Counting

BioSequences extends the Base.count method to provide some useful utilities for counting the number of sites in biological sequences.

Most generically you can count the number of sites that satisfy some condition i.e. cause some function to return true:

julia> count(isambiguous, dna"ATCGM")
1

You can also use two sequences, for example to compute the number of matching or mismatching symbols:

julia> count(!=, dna"ATCGM", dna"GCCGM")
2

julia> count(==, dna"ATCGM", dna"GCCGM")
3

Alias functions

A number of functions which are aliases for various invocations of Base.count are provided.

Alias functionBase.count call(s)
n_ambiguouscount(isambiguous, seq), count(isambiguous, seqa, seqb)
n_certaincount(iscertain, seq), count(iscertain, seqa, seqb)
n_gapcount(isgap, seq), count(isgap, seqa, seqb)
matchescount(==, seqa, seqb)
mismatchescount(!=, seqa, seqb)

Bit-parallel optimisations

For the vast majority of Base.count(f, seq) and Base.count(f, seqa, seqb) methods, a naive counting is done: the internal count_naive function is called, which simply loops over each position, applies f, and accumulates the result.

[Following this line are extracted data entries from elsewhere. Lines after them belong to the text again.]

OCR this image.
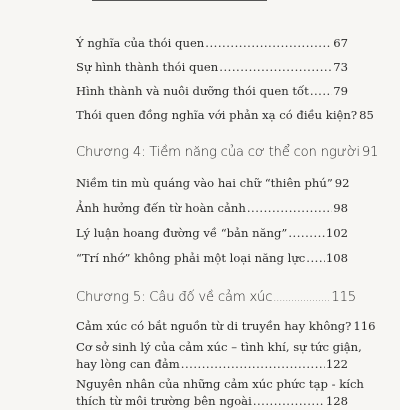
Ý nghĩa của thói quen .....	67
Sự hình thành thói quen .....	73
Hình thành và nuôi dưỡng thói quen tốt ..... 79
Thói quen đồng nghĩa với phản xạ có điều kiện? 85
Chương 4: Tiềm năng của cơ thể con người 91
Niềm tin mù quáng vào hai chữ “thiên phú” 92
Ảnh hưởng đến từ hoàn cảnh .....	98
Lý luận hoang đường về “bản năng” .....	102
“Trí nhớ” không phải một loại năng lực ..... 108
Chương 5: Câu đố về cảm xúc .....	115
Cảm xúc có bắt nguồn từ di truyền hay không? 116
Cơ sở sinh lý của cảm xúc – tình khí, sự tức giận,
hay lòng can đảm .....	122
Nguyên nhân của những cảm xúc phức tạp - kích
thích từ môi trường bên ngoài .....	128
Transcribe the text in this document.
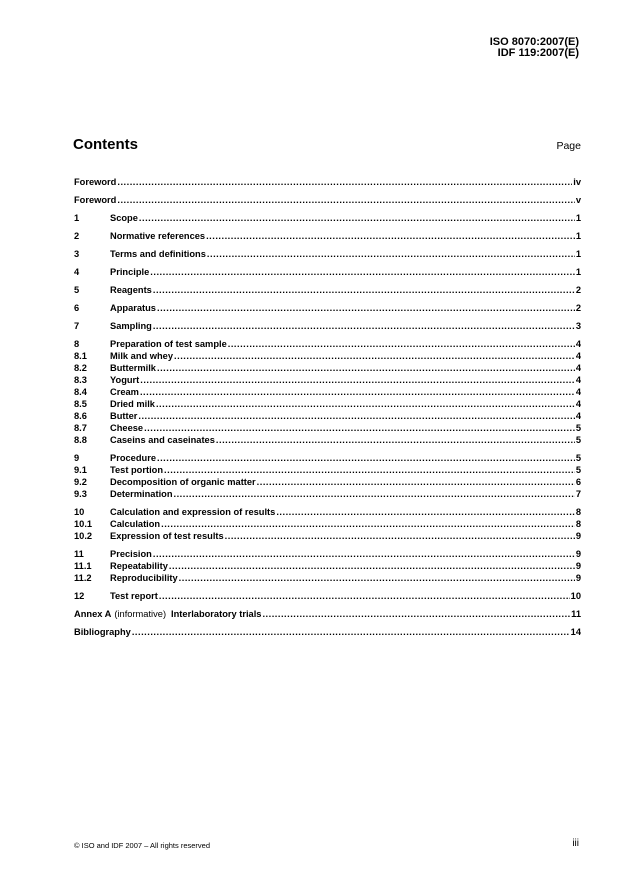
ISO 8070:2007(E)
IDF 119:2007(E)
Contents	Page
Foreword .....	iv
Foreword .....	v
1	Scope .....	1
2	Normative references .....	1
3	Terms and definitions .....	1
4	Principle .....	1
5	Reagents .....	2
6	Apparatus .....	2
7	Sampling .....	3
8	Preparation of test sample .....	4
8.1	Milk and whey .....	4
8.2	Buttermilk .....	4
8.3	Yogurt .....	4
8.4	Cream .....	4
8.5	Dried milk .....	4
8.6	Butter .....	4
8.7	Cheese .....	5
8.8	Caseins and caseinates .....	5
9	Procedure .....	5
9.1	Test portion .....	5
9.2	Decomposition of organic matter .....	6
9.3	Determination .....	7
10	Calculation and expression of results .....	8
10.1	Calculation .....	8
10.2	Expression of test results .....	9
11	Precision .....	9
11.1	Repeatability .....	9
11.2	Reproducibility .....	9
12	Test report .....	10
Annex A (informative) Interlaboratory trials .....	11
Bibliography .....	14
© ISO and IDF 2007 – All rights reserved	iii
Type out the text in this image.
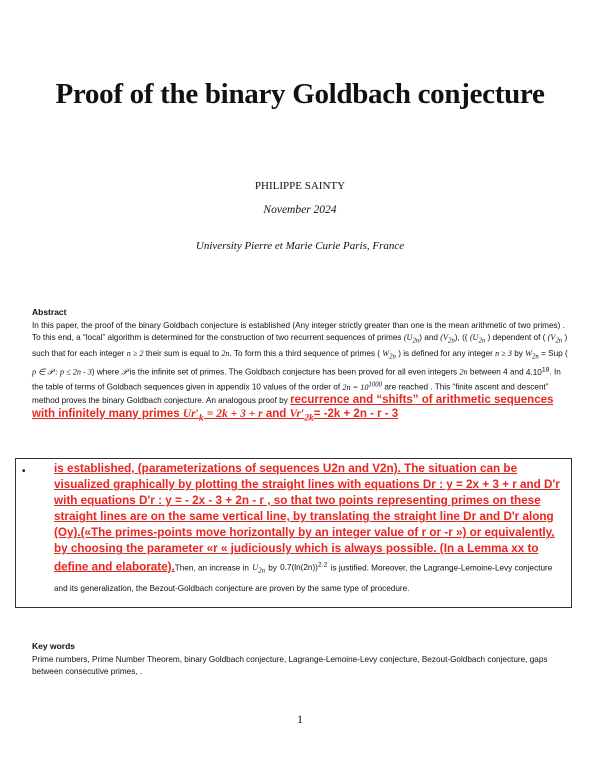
Proof of the binary Goldbach conjecture
PHILIPPE SAINTY
November 2024
University Pierre et Marie Curie Paris, France
Abstract
In this paper, the proof of the binary Goldbach conjecture is established (Any integer strictly greater than one is the mean arithmetic of two primes) . To this end, a “local” algorithm is determined for the construction of two recurrent sequences of primes $(U_{2n})$ and $(V_{2n})$, (( ($U_{2n}$ ) dependent of ( ($V_{2n}$ ) such that for each integer n ≥ 2 their sum is equal to 2n. To form this a third sequence of primes ( $W_{2n}$ ) is defined for any integer n ≥ 3 by $W_{2n}$ = Sup ( p ∈ 𝒫 : p ≤ 2n - 3) where 𝒫 is the infinite set of primes. The Goldbach conjecture has been proved for all even integers 2n between 4 and 4.10$^{18}$. In the table of terms of Goldbach sequences given in appendix 10 values of the order of $2n = 10^{1000}$ are reached . This “finite ascent and descent” method proves the binary Goldbach conjecture. An analogous proof by recurrence and “shifts” of arithmetic sequences with infinitely many primes $Ur'_k = 2k + 3 + r$ and $Vr'_{2k}= -2k + 2n - r - 3$
• is established, (parameterizations of sequences U2n and V2n). The situation can be visualized graphically by plotting the straight lines with equations Dr : y = 2x + 3 + r and D'r with equations D'r : y = - 2x - 3 + 2n - r , so that two points representing primes on these straight lines are on the same vertical line, by translating the straight line Dr and D'r along (Oy).(«The primes-points move horizontally by an integer value of r or -r ») or equivalently, by choosing the parameter «r « judiciously which is always possible. (In a Lemma xx to define and elaborate).Then, an increase in $U_{2n}$ by $0.7(\ln(2n))^{2.2}$ is justified. Moreover, the Lagrange-Lemoine-Levy conjecture and its generalization, the Bezout-Goldbach conjecture are proven by the same type of procedure.
Key words
Prime numbers, Prime Number Theorem, binary Goldbach conjecture, Lagrange-Lemoine-Levy conjecture, Bezout-Goldbach conjecture, gaps between consecutive primes, .
1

However, for some functions, it is possible to implement highly efficient methods that use bit-parallelism to check many elements at one time. This is made possible by the succinct encoding of BioSequences. Usually f is one of the functions provided by BioSymbols.jl or by BioSequences.jl

For such sequence and function combinations, Base.count(f, seq) is overloaded to call an internal BioSequences.count_*_bitpar function, which is passed the sequence(s). If you want to force BioSequences to use naive counting for the purposes of testing or debugging for example, then you can call BioSequences.count_naive directly.